His eyes snap open, then, the blood in his veins turning to ice the instant he is met with the sight of Sakura's soft, ghostly figure. She's smiling in the way she always did back in those years he was still with the team—gentle, loving, happy. The sight makes him choke in regret, but it isn't until she reaches out to touch him with her hand that he throws himself at her, wrapping his arms around her waist and burying his face in her chest, trying to hide the tears threatening to spill. He rasps out her name hoarsely, puffing out shaky, barely controlled breaths that speak largely of his close, imminent breakdown.

"Sasuke-kun, it's okay," she murmurs to him, then, running her fingers through his rough, unkempt locks, before pressing her lips to the crown of his hair. "I love you.

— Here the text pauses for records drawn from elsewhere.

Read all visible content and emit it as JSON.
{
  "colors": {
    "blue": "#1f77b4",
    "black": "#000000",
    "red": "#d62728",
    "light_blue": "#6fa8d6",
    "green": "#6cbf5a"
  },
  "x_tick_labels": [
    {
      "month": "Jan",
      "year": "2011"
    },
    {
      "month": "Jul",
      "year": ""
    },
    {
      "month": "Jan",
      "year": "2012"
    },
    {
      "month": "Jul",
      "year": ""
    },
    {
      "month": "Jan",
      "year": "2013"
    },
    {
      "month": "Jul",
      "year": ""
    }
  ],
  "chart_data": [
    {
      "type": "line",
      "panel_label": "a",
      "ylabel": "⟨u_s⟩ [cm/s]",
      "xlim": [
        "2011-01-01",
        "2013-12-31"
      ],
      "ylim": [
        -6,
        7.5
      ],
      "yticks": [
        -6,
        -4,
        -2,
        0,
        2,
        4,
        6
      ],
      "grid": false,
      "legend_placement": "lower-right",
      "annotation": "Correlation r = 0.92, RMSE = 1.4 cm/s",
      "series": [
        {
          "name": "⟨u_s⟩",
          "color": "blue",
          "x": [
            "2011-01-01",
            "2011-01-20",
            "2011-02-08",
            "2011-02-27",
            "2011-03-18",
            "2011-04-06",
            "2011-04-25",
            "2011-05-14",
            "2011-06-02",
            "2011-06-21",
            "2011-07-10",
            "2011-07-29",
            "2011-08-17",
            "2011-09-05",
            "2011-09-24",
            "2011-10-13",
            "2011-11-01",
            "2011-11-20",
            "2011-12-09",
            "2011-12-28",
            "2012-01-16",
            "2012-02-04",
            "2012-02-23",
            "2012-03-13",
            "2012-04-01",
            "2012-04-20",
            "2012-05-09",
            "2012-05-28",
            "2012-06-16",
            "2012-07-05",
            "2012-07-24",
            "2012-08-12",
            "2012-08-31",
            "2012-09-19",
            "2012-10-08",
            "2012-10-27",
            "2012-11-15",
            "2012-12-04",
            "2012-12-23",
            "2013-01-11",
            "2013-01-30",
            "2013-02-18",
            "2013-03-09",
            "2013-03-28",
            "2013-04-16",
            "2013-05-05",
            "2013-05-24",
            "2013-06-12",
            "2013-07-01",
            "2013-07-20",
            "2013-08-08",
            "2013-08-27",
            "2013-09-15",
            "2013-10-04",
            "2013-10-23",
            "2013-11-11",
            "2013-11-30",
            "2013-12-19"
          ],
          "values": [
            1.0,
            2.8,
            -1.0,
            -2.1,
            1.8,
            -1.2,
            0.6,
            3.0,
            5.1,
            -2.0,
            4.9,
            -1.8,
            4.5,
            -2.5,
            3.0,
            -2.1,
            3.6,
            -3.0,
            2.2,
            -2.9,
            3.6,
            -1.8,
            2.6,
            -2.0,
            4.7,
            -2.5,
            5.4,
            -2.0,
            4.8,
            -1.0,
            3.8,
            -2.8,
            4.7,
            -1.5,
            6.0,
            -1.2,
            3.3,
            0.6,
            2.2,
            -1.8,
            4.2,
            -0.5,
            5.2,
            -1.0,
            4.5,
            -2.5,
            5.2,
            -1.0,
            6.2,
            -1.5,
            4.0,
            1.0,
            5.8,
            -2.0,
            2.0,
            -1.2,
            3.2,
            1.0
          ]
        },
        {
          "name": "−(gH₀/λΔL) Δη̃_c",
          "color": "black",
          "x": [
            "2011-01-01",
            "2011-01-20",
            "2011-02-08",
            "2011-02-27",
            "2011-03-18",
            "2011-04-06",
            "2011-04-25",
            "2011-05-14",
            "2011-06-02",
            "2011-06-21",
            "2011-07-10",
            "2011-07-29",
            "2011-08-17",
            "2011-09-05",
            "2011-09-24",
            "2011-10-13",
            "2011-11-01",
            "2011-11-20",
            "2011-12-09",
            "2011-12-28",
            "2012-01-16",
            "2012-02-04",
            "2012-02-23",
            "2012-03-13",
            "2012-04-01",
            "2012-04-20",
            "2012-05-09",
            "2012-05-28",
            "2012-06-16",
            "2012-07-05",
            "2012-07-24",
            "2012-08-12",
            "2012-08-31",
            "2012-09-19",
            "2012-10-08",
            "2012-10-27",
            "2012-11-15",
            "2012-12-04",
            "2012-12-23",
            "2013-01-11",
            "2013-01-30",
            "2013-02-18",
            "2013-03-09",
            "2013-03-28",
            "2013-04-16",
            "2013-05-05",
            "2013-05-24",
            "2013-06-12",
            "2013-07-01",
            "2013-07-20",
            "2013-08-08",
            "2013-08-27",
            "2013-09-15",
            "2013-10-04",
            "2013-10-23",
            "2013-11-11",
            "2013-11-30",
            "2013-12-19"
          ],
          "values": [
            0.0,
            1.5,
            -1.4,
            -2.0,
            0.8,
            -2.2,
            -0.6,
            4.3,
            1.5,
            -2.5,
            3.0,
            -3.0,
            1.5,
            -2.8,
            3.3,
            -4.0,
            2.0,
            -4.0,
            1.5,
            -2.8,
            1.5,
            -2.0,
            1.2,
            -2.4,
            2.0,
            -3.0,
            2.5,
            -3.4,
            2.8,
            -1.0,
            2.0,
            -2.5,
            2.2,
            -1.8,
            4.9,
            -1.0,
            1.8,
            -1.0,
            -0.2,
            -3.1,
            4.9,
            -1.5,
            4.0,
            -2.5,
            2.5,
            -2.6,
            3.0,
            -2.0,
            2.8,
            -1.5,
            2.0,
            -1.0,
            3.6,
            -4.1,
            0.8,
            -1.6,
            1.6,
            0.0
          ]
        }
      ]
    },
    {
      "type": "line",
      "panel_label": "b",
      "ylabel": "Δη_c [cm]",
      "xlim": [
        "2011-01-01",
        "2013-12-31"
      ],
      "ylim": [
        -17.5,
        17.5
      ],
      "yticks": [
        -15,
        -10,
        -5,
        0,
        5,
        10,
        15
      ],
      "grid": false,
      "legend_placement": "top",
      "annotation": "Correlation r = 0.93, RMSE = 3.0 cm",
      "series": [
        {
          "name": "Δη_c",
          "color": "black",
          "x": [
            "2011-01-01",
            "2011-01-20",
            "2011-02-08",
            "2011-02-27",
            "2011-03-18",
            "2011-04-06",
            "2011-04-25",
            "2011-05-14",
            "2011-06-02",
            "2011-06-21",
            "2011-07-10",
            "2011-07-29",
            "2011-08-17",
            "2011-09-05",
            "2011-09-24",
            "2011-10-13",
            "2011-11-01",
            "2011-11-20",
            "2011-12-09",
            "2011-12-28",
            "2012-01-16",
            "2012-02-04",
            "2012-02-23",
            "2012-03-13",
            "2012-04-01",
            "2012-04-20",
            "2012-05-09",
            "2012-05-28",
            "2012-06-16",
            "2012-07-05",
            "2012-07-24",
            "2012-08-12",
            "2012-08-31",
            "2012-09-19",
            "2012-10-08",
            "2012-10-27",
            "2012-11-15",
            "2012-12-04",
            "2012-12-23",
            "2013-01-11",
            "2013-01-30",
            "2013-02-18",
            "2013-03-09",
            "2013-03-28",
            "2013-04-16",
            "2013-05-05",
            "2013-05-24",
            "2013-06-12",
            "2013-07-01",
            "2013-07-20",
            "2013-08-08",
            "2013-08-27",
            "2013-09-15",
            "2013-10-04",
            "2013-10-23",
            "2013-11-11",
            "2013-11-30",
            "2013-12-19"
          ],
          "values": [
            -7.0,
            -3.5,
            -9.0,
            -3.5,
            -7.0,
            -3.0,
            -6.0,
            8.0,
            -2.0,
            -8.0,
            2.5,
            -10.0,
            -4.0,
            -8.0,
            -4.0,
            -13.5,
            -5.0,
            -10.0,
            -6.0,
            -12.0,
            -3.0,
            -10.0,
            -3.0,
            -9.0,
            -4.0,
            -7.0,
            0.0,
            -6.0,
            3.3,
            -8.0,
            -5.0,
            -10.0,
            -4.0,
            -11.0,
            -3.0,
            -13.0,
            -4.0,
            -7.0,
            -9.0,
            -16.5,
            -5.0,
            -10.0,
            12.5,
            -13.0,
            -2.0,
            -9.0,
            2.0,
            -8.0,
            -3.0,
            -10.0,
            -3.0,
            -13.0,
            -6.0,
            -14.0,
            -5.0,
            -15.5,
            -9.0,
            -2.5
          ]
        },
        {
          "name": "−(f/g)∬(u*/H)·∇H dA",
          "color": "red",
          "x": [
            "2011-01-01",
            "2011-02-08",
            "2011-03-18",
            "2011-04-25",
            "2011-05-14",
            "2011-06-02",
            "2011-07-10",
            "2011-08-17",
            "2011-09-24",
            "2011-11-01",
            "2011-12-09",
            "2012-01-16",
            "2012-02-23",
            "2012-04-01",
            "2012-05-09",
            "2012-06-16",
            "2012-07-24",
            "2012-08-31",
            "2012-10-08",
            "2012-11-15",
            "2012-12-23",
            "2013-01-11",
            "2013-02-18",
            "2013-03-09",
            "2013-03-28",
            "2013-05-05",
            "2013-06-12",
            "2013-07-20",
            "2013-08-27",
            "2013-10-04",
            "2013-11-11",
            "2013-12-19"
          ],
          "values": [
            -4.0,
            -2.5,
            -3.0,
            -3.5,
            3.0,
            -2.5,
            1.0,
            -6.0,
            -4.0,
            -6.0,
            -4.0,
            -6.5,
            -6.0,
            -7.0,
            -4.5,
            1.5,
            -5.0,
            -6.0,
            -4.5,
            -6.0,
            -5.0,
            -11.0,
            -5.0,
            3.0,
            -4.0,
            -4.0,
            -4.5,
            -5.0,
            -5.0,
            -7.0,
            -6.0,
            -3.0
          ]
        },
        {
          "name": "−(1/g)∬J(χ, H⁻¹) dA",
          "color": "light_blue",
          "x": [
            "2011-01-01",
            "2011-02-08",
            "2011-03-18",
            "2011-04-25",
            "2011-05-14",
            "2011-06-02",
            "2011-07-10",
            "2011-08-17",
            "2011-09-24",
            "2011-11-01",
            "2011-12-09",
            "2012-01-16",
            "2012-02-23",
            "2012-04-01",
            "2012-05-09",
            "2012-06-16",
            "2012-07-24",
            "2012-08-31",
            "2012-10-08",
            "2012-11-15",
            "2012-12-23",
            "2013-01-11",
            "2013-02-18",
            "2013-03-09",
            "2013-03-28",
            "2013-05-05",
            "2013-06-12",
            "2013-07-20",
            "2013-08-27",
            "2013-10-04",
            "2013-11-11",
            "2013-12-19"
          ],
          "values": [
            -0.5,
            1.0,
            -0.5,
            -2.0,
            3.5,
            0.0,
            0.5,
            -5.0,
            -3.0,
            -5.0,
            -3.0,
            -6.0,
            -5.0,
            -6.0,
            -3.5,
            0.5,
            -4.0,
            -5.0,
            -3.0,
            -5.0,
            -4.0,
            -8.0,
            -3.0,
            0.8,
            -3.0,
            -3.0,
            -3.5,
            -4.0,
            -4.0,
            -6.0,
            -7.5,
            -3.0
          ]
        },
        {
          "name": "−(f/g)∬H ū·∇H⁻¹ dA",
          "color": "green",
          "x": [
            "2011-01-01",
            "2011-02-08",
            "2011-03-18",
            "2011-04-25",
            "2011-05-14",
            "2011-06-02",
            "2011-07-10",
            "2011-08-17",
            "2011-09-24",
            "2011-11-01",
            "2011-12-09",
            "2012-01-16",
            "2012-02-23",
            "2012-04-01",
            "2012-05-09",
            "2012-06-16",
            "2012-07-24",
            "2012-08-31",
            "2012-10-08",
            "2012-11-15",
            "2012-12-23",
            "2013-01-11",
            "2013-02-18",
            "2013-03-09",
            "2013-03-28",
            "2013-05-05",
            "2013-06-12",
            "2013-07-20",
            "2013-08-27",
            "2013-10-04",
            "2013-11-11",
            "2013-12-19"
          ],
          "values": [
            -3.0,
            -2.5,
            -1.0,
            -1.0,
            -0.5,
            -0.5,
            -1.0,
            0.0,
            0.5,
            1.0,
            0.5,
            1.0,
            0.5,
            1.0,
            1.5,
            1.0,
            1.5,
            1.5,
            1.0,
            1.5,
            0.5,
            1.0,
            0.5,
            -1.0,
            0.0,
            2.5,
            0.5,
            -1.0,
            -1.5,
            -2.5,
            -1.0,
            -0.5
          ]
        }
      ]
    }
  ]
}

It's okay."

And—

(whether that's because of his exhaustion—of his body and holding himself together—or because of how real and alive she feels in his arms, or even because he hasn't been held like that in so many goddamn years)

—he lets himself break.

.

"Go back, Sasuke-kun," she says softly, as she strokes his hair and lets him cling to her with everything he has, sobbing desperately into her chest like he's never cried a single tear in his life. Even in death, she can feel her own heart break at his pain, the sight of him so alone and broken and beaten down by no one but himself making her wish more than anything that he wouldn't have to be by himself anymore.

"Go home. Kakashi-sensei and Naruto are waiting for you."


A/N: Just because anyone gets confused about Sasuke hallucinating two different kinds of Sakura:

The idea of it is that he hates himself so much that he imagines she does too, so every hallucination about her being jaded and dull and bloody—well it isn't her. It's his hallucinations, his cruel mind that does this.

But when real sakura appears after ten years (originally, hokagee and i talked about how she appears to him because she pushed some of her chakra into him the way Naruto's parents did to see him again, but I forgot to include that in the first prompt) and forgives him and shows him she doesn't hate him, and he knows she's the real one cause she's not a part of his imagination and she's "real" because she can touch him.

Thanks, hallous, for asking me about this because then all of you can know the little details i forgot to add in the prompt.